Elevated errors on TTS & STT API

Incident Report for Cartesia AI

Postmortem

Incident summary

On October 14, Cartesia’s API experienced a major outage between 1:38 PM and 4:16 PM PT, resulting in 10–15 minutes of complete downtime, 45 minutes of high latency, and 1 hour 45 minutes of degraded performance with elevated response times of +200–400 ms. The root cause was that the Kubernetes control, network, and compute planes shared nodes, allowing unbounded workloads from a new deployment to overload control plane nodes and trigger cascading failures. The issue was resolved after isolating and remediating the affected workloads. To prevent recurrence, we are enforcing pod resource limits, isolating control/ingress/compute planes, and expanding regional surge capacity to improve recovery times in future incidents.

Impact

  • 10-15 minutes of complete outage
  • 45 minutes of high latencies while bringing up regional clusters to serviceable capacity
  • 1 hour 45 minutes of overall elevated latencies serving from EU/APAC

Root Cause Analysis

The core contributor to this issue was that in our primary inference cluster, the Kubernetes control plane, network plane, and compute plane didn’t have node level isolation. As a result, the K8s API Server, Ingress controllers and custom workloads could be colocated on the same node.
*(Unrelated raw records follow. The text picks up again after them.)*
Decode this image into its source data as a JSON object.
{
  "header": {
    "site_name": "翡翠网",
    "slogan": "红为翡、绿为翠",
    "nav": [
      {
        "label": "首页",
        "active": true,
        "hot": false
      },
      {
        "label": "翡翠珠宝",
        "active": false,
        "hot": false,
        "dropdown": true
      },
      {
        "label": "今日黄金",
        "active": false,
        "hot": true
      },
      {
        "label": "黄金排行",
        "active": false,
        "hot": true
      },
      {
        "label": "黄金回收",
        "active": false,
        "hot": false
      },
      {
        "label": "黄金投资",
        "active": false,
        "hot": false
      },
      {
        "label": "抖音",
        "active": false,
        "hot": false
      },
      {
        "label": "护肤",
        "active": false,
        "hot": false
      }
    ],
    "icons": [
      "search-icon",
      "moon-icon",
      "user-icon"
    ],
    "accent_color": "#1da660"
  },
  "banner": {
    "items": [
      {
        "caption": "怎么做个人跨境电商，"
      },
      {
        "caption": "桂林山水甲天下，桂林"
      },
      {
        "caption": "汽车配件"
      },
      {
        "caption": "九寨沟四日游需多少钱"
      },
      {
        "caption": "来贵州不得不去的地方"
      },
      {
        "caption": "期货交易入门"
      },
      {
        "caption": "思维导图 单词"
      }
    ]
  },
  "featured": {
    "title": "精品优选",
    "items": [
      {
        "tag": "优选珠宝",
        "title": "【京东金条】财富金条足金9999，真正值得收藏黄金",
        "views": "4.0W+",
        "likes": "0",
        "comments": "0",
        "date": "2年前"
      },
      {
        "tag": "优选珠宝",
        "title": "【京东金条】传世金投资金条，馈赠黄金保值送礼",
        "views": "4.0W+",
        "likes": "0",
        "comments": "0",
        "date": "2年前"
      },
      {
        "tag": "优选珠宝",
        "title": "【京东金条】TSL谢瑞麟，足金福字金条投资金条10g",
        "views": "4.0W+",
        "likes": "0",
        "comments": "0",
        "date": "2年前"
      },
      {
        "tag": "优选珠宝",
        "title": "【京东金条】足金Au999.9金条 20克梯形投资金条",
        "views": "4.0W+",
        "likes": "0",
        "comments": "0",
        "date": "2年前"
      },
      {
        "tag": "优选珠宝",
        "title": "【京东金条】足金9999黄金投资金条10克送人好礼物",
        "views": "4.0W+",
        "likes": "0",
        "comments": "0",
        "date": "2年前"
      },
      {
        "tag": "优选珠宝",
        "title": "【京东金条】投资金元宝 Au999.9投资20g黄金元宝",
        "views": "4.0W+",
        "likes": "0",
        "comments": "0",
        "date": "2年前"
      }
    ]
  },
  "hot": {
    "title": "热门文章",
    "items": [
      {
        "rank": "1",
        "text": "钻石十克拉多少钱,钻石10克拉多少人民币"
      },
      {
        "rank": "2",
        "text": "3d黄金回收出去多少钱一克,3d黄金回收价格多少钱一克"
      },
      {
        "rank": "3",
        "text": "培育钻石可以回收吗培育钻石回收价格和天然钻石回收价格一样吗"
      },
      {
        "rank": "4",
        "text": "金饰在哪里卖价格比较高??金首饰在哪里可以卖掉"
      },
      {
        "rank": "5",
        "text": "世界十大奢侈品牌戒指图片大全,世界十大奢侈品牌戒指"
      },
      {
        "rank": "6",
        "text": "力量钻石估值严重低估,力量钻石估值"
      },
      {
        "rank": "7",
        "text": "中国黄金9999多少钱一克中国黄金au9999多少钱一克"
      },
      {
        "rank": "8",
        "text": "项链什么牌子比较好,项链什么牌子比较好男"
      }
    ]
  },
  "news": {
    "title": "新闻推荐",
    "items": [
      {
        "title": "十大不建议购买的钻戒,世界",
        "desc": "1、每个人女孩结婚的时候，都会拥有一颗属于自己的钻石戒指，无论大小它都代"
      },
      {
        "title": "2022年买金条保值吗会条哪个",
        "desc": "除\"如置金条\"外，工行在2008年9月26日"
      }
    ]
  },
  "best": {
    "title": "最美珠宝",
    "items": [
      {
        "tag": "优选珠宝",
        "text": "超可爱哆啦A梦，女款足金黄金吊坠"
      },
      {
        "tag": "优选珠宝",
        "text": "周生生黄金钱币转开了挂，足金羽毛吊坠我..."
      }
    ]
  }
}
At 1:38 PM, we deployed workloads with a high replica count. These workloads were scheduled on the controller plane nodes, which overloaded the nodes. During the process of recovery on the controller nodes, the workloads were rescheduled on the same nodes, causing a thundering herd of crash loops.

The root cause was identified after about 20 minutes, but full restoration was delayed as the underlying nodes required manual intervention from our cloud service provider (CSP). By 4:12 PM, the cluster admins were able to cordon the Control Plane, bring it back, and delete the bad workloads, resuming service to our remaining cluster.

Detection and Timeline

  • 1:38 PM - Got pages for primary API cluster being inaccessible.
  • 1:40 PM - Pinged our primary CSP that the cluster is inaccessible via SSH
  • 1:50 PM - Sharded traffic globally across different AZs
  • 2:20 PM - Added sufficient surge capacity across different AZs to serve traffic stably.
  • 3:49 PM - CSP reports cluster is back up. However, the Ingress is still unusable due to the head nodes being cordoned.
  • 4:16 PM - Ingress and Control plane are back up, traffic is moved back to US and stable

Lessons learned and Next Steps

  • Prevention : Running a workload with unbounded resource limits should not be permitted. We ran a safe workload for a typical compute node, but in the case of a much smaller control plane node, the lack of limits OOMed the entire node.

    • Moving forward, we’re adding validations to ensure that all workloads have a requests and limits field configured for our Pods.
  • Prevention : A shared K8s control, ingress and compute plane is not common practice. We are working with the cloud service provider to get this remediated and move to more standard practices around complete separation of concerns.

    • The aimed solution here is to have an Unschedulable or Cordoned set of Control Plane nodes (In the case of CSPs like AWS, these are usually not even exposed), and a separate set of nodes for managing Ingress controllers.
  • Mitigation : We are working on increasing our provisioned capacity on backup clusters on different CSP in the same locale. This will increase robustness to failures in a single CSP and ensure fast failover recovery.

Posted Oct 15, 2025 - 23:47 UTC

Resolved

This incident has now been resolved, we'll follow up with an RCA shortly!
Posted Oct 14, 2025 - 23:17 UTC

Update

We've rolled out a fix and US traffic is being routed to our US clusters. Latencies should be within normal ranges now.
Posted Oct 14, 2025 - 23:16 UTC

Update

We are still working with the primary provider to bring the cluster back up, but in the meanwhile traffic is served from our global clusters at about `100-200ms` higher latencies for our US traffic.
Posted Oct 14, 2025 - 22:32 UTC

Update

We've re-routed traffic to our other clusters; the API is still degraded due to elevated latencies on TTS & STT services.
Posted Oct 14, 2025 - 21:34 UTC

Identified

We're facing an outage with an infrastructure provider, we're actively working on a fallback.
Posted Oct 14, 2025 - 20:52 UTC

Update

We are continuing to investigate this issue.
Posted Oct 14, 2025 - 20:47 UTC

Investigating

We are currently investigating this issue.
Posted Oct 14, 2025 - 20:47 UTC
This incident affected: Text to Speech (TTS) (Text to Speech (US)) and Speech to Text (STT) (Speech to Text (US)).